TB infection can be effectively stopped from progressing to active disease with the use of medication. INH has been shown to be effective in preventing progression to disease in up to 70% of patients with intact immune systems. Due to liver toxicity, INH is not recommended as preventive treatment for patients over 35 years of age with an intact immune system since only about 15% of this population will develop active disease. However, due to HIV's presumed ability to spur TB infection on to disease, prophylaxis is of greater concern than possible side effects. No studies have been done to calculate the risk that HIV-infected persons will develop active TB, but it is undoubtedly significantly higher in this group than in the general population.
Treatment of Active Tuberculosis
If the medical history, physical examination, or chest x-ray suggests the presence of active disease, an aggressive medical workup should be done. It is important to remember that the symptoms of TB can and have been easily confused with non- specific, HIV-related symptoms (fever, malaise, weight loss), leading to failure to diagnose the former. It has also been well established that the radiological picture of TB in HIV-infected patients is quite different from the classic chest x-ray in patients with HIV disease. HIV-infected patients with TB sometimes even having normal chest x-rays.
The diagnosis of TB rests on finding the organism in body secretions (urine, sputum, pleural or peritoneal fluid), or tissue by microsocopy (acid-fast bacillus), or culture. Culture is particularly important in the HIV population as Mycobacterium avium appears identical to Mycobacterium tuberculosis on smear but requires quite different infection control and treatment implications.

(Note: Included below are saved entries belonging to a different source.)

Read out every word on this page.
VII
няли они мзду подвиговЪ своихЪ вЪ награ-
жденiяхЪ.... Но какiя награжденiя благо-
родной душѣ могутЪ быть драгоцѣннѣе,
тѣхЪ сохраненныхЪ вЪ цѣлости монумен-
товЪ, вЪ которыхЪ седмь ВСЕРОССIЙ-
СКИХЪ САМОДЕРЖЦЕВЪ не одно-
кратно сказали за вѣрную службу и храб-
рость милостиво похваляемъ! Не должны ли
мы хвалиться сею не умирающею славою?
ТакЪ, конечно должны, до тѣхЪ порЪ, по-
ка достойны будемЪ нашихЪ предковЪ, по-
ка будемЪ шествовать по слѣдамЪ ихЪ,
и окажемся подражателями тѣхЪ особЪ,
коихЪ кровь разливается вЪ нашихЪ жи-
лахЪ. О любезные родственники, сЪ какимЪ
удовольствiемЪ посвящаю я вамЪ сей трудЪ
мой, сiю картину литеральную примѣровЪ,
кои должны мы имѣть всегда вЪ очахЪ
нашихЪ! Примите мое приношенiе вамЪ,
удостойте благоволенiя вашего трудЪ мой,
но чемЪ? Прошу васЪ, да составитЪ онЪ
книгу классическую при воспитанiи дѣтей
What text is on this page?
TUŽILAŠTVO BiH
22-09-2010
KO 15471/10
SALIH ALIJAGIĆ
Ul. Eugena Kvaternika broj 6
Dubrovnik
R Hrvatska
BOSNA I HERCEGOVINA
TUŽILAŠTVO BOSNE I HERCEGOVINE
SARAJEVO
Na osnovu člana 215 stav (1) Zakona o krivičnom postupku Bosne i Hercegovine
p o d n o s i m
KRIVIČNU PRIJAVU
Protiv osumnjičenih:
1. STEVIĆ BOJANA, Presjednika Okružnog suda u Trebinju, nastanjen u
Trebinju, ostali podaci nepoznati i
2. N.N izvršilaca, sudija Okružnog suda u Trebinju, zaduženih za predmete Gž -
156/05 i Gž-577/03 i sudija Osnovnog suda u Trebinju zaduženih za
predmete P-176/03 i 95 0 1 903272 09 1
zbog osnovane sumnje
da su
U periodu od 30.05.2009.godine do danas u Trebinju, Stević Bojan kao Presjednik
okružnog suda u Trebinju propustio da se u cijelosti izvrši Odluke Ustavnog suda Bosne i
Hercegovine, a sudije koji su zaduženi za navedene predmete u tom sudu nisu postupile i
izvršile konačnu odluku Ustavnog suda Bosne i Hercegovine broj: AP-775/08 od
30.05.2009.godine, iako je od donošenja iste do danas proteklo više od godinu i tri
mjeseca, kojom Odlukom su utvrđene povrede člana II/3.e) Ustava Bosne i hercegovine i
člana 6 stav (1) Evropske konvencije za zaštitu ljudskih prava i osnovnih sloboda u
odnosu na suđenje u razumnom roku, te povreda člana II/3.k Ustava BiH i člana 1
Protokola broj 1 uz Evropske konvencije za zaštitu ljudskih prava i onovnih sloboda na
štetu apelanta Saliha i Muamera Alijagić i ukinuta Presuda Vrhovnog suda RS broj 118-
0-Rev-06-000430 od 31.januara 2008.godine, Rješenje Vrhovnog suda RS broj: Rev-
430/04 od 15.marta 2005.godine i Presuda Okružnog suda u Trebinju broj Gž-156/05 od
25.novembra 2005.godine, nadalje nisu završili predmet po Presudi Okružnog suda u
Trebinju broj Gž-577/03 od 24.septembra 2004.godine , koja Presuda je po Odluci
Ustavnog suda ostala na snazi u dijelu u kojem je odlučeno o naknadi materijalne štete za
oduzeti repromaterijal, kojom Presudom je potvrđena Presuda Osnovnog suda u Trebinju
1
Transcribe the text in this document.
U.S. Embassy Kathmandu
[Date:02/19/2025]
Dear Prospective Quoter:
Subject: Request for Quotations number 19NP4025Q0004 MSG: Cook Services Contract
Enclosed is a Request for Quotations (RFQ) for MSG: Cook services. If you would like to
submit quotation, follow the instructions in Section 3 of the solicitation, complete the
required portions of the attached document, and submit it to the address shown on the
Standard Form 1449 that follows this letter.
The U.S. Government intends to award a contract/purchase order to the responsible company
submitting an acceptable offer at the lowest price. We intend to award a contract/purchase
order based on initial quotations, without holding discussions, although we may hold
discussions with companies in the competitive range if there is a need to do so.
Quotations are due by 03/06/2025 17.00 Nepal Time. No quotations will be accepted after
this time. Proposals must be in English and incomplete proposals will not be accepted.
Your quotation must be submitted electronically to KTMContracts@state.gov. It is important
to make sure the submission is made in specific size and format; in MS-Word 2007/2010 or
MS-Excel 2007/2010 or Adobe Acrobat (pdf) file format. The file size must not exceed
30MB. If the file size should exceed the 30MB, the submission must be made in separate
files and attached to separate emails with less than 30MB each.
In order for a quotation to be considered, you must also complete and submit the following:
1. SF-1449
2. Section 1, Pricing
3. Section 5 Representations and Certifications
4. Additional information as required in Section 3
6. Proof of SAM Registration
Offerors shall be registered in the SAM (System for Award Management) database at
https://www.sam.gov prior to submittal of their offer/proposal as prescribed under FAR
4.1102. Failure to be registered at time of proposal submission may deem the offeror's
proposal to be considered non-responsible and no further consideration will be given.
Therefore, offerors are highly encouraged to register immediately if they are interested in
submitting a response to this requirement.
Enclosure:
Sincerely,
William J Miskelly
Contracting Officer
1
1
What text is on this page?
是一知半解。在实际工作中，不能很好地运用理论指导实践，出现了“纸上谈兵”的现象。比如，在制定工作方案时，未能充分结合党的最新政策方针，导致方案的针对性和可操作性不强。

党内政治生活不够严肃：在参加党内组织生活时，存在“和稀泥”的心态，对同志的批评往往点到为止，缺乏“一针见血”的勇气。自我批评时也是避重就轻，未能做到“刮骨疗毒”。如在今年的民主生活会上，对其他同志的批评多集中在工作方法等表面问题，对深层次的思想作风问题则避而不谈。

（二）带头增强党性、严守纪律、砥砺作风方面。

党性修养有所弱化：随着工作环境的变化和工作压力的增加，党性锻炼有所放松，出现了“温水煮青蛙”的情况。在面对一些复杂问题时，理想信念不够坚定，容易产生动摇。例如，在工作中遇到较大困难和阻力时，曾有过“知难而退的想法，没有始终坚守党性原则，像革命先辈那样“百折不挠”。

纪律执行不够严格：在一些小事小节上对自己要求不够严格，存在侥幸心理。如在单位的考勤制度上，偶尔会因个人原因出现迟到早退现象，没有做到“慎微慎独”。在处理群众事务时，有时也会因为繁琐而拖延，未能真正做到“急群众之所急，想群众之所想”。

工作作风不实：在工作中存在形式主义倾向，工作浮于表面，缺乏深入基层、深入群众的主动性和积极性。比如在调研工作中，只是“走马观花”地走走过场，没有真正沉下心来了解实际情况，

TB disease in the HIV-infected individual responds quite well to standard drug treatment which has been used for years. The current recommendations of the CDC and the American Thoracic Society are to extend the normal treatment schedule by three months for HIV-infected patients. Drug regimens that have been used successfully include INH and rifampin for twelve months, or INH and rifampin for nine months with pyrazinamide for the first two months. Continued use of INH after treatment is an open question. Many physicians feel that INH should be given for life after completion of treatment of active TB. No study has been done to suggest the efficacy of lifetime INH, and there is no evidence that relapse of TB occurs more frequently in the HIV- infected population than it does otherwise. Many clinicians caring for HIV-infected patients do, in fact, treat their patients with INH indefinitely after completion of treatment of active TB.
In summary, the prevalence of TB infection in the HIV population is quite high in these groups previously exposed during childhood. Coinfection with HIV can cause reactivation of latent infection Prophylaxis when dually infected is essential and treatment of active disease is effective.